What is this functionality used for? This functionality can be used to debug RL agents. 
When an RL agent fails to learn properly, identifying and disabling the experiences that negatively affect the agent can improve its performance. 


# Requirements
You can install the required libraries using `pip install -r requirements.txt`, except for `mujoco_py`. 

Note that you need a licence to install `mujoco_py`. For installation, please follow instructions [here](https://github.com/openai/mujoco-py).


# Usage
Currently, this codebase supports SAC, DroQ, and reset agents.

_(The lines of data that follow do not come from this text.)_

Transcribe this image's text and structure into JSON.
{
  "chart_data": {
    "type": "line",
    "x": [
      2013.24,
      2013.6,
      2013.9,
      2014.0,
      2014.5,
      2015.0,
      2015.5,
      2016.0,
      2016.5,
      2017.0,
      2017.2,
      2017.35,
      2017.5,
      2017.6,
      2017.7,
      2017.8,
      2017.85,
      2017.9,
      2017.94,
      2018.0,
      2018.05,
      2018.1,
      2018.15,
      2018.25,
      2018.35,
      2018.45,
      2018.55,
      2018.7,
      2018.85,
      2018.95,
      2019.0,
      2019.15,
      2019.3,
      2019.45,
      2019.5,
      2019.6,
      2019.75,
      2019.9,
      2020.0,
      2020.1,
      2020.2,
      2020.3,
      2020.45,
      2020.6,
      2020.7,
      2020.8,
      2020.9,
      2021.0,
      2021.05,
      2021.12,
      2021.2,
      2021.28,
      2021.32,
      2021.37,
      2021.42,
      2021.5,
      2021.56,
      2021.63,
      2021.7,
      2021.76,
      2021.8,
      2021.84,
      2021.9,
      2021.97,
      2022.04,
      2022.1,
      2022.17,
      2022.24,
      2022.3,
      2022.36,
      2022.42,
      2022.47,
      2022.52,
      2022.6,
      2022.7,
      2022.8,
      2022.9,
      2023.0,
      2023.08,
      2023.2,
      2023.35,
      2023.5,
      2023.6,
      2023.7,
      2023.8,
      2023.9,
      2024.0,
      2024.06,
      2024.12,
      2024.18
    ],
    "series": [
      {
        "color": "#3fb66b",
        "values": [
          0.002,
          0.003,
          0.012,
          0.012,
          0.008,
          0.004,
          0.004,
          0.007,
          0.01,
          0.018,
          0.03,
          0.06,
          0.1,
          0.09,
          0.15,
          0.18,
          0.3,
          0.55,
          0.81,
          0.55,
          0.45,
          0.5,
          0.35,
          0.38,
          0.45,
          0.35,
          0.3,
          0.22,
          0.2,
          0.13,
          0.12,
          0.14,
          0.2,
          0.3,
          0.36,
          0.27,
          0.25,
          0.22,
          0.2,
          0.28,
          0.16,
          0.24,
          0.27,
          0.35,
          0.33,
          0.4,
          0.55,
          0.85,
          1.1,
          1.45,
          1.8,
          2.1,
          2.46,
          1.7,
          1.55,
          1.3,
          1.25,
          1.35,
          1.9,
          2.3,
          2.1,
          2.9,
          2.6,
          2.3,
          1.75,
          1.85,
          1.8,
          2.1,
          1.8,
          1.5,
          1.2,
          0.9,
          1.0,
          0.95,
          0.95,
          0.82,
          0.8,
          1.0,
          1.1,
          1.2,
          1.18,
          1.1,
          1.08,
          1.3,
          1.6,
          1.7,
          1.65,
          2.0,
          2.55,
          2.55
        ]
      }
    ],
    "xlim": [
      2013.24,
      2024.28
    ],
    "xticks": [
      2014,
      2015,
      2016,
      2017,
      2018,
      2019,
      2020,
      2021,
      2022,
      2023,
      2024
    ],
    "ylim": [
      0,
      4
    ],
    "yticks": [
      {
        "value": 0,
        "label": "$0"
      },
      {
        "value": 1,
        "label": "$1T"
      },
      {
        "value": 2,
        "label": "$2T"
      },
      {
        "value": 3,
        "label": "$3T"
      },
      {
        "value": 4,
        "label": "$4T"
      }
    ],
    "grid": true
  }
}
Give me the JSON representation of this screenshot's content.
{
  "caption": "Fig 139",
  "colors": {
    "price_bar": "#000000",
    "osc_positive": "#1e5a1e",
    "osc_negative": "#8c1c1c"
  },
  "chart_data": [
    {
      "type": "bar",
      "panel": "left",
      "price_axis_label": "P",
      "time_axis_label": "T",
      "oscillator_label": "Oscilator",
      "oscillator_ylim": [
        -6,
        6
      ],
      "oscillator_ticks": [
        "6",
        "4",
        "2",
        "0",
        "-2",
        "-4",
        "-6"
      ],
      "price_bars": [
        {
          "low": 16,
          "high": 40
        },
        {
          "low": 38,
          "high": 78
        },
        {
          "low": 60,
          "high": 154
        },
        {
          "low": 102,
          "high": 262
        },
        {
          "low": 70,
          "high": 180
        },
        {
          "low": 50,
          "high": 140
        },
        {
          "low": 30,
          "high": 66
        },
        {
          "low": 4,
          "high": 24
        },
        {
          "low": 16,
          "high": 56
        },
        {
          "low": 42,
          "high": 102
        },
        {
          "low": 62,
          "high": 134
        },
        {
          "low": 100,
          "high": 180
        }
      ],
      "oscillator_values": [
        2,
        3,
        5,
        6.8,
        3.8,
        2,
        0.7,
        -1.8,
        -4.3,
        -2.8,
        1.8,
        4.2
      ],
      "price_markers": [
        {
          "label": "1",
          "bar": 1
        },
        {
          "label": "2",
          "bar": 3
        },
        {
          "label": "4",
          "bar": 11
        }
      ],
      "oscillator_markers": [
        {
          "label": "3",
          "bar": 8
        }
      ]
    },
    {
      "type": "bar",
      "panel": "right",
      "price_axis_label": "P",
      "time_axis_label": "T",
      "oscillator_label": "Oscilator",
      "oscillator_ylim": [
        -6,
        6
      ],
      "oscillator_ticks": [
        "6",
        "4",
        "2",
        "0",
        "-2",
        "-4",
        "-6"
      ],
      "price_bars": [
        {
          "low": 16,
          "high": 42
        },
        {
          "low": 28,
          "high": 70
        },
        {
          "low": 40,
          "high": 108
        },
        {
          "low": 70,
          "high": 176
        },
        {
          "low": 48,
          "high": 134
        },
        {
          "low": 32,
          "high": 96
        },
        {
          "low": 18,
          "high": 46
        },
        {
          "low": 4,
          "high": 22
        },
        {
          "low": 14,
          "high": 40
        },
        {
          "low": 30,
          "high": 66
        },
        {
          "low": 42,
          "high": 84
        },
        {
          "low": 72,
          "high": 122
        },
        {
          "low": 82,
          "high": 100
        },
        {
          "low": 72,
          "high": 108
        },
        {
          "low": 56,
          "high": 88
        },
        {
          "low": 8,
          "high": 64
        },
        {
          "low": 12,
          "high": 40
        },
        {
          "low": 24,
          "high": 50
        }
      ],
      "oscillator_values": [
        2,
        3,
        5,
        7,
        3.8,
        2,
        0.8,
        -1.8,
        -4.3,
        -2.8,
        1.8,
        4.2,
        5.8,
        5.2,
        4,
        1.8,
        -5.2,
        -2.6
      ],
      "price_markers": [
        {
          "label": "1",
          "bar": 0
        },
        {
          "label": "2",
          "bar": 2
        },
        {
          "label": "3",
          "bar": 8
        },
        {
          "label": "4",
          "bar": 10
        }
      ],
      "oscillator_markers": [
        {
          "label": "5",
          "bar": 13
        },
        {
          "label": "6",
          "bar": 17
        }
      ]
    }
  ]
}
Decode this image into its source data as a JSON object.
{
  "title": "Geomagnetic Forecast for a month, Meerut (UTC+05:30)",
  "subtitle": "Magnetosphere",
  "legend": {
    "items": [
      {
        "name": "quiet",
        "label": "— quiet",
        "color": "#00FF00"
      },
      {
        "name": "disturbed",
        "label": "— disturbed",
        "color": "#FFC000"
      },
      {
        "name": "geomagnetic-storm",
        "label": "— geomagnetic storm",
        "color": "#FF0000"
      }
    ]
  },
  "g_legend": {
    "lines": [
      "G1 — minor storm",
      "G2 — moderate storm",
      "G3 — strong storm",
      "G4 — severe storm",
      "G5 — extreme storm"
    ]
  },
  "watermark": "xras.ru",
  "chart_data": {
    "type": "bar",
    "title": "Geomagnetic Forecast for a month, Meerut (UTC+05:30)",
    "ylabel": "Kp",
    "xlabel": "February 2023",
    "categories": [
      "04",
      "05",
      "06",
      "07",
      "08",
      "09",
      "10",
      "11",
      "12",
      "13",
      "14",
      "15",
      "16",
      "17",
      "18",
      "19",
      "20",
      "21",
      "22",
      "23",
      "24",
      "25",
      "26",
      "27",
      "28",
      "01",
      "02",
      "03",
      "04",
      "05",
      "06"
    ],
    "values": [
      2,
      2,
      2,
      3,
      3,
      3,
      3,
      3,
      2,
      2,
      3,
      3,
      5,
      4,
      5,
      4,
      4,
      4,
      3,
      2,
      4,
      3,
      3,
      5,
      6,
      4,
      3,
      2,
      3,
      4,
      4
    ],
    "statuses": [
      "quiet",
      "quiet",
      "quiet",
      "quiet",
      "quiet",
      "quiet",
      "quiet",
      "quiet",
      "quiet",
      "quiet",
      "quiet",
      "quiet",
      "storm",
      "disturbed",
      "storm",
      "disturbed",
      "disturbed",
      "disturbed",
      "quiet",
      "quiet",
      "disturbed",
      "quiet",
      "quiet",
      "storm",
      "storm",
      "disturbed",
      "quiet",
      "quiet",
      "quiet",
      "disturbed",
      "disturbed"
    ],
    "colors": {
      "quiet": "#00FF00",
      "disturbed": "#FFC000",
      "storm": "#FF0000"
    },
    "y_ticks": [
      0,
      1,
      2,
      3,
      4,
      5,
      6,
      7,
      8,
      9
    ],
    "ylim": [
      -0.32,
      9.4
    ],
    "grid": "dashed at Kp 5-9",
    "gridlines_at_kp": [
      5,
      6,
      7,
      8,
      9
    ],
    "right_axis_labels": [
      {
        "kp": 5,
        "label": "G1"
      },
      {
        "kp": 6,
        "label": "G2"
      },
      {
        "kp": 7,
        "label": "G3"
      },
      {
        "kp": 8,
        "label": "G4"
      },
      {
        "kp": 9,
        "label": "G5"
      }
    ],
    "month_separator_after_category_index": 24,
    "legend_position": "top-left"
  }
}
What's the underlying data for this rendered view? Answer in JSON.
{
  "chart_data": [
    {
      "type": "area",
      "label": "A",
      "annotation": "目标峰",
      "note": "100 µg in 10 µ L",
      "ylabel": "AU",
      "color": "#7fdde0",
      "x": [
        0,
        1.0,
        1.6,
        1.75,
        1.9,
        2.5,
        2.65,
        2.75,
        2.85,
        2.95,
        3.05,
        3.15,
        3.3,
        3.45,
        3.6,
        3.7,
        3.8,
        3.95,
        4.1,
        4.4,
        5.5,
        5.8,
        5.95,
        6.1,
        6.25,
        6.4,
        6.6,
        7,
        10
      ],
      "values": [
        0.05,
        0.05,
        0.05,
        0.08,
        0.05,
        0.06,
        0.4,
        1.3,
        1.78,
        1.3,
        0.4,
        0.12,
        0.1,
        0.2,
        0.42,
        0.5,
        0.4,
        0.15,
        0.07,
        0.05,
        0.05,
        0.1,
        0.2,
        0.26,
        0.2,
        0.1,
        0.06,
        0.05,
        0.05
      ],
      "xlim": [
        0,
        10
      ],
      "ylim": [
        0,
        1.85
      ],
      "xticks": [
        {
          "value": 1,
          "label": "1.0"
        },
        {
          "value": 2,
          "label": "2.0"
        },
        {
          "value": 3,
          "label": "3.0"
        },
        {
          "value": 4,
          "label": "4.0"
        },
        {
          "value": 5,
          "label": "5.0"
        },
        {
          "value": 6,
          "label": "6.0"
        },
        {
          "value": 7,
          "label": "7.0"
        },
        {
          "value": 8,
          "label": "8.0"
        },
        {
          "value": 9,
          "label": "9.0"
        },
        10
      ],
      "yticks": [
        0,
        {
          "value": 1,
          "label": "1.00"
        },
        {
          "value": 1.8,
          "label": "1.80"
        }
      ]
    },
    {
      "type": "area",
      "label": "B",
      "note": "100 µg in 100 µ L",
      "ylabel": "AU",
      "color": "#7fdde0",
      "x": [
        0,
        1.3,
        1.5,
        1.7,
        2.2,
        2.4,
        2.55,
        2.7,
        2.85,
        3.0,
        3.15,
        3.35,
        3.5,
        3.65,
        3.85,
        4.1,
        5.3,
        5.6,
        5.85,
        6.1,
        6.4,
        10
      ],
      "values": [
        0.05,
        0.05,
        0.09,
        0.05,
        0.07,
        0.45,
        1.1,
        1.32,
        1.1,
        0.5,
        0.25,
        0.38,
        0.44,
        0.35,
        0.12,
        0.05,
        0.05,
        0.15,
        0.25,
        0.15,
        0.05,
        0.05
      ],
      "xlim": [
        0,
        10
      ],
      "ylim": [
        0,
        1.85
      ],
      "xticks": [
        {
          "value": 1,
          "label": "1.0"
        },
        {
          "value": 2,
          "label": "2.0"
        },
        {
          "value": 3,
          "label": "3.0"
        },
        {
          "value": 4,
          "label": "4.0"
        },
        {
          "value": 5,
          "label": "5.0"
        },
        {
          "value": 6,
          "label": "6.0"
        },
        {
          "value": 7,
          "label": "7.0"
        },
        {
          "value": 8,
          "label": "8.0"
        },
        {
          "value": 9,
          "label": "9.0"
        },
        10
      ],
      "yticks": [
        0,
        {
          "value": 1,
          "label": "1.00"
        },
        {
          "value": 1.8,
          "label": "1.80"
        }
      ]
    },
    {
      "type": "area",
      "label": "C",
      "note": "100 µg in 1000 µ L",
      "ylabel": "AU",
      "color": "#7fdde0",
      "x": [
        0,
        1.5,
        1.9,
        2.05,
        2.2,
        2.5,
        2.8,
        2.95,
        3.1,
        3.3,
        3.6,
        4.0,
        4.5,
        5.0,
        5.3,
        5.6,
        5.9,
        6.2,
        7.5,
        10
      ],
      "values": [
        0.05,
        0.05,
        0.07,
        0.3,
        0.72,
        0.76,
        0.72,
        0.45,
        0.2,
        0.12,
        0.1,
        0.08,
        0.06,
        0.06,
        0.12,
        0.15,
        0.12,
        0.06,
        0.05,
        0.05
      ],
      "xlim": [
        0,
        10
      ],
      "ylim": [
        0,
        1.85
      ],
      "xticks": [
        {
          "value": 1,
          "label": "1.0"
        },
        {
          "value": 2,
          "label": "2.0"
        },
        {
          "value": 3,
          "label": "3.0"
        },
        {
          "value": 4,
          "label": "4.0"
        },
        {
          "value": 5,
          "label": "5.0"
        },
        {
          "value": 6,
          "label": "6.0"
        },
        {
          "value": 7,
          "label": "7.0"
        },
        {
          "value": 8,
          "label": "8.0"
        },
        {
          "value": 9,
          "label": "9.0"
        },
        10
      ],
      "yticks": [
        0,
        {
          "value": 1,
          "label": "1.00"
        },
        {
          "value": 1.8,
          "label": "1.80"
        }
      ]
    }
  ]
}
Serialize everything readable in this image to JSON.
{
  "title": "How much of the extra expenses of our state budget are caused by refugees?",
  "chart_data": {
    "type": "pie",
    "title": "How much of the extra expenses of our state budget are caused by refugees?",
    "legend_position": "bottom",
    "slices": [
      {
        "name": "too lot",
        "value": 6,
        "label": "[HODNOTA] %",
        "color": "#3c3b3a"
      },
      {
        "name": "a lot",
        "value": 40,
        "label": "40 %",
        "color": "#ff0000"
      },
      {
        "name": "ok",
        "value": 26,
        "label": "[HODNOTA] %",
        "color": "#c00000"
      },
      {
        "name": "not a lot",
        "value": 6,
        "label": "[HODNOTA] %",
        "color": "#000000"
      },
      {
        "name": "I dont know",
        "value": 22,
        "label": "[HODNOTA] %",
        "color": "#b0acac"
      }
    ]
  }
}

To estimate the influence of experiences on a SAC agent, run `main-TH.py`, e.g., 
```
python main-TH.py -info SAC+ToD -env Hopper-v2 -seed 0 -gpu_id 0 -layer_norm 1 -layer_norm_policy 1
```

For DroQ and reset agents, you can specify the arguments `-target_drop_rate` and `-reset_interval` respectively and then run `main-TH.py`, e.g., 
```
python main-TH.py -info DroQ+ToD -env Hopper-v2 -seed 0 -gpu_id 0 -layer_norm 1 -layer_norm_policy 1 -target_drop_rate 0.01
```
```
python main-TH.py -info reset+ToD -env Hopper-v2 -seed 0 -gpu_id 0 -layer_norm 1 -layer_norm_policy 1 -reset_interval 100000
```
Additional examples of execution commands can be found in the scripts `run_experiment-pitod.sh` and `run_experiment-pitod-reset-droq.sh`.

The experimental results will be recorded in the `runs` directory. This folder will contain logs of the agent's learning, evaluation, and the results of experience influence estimation on returns and Q-estimation bias.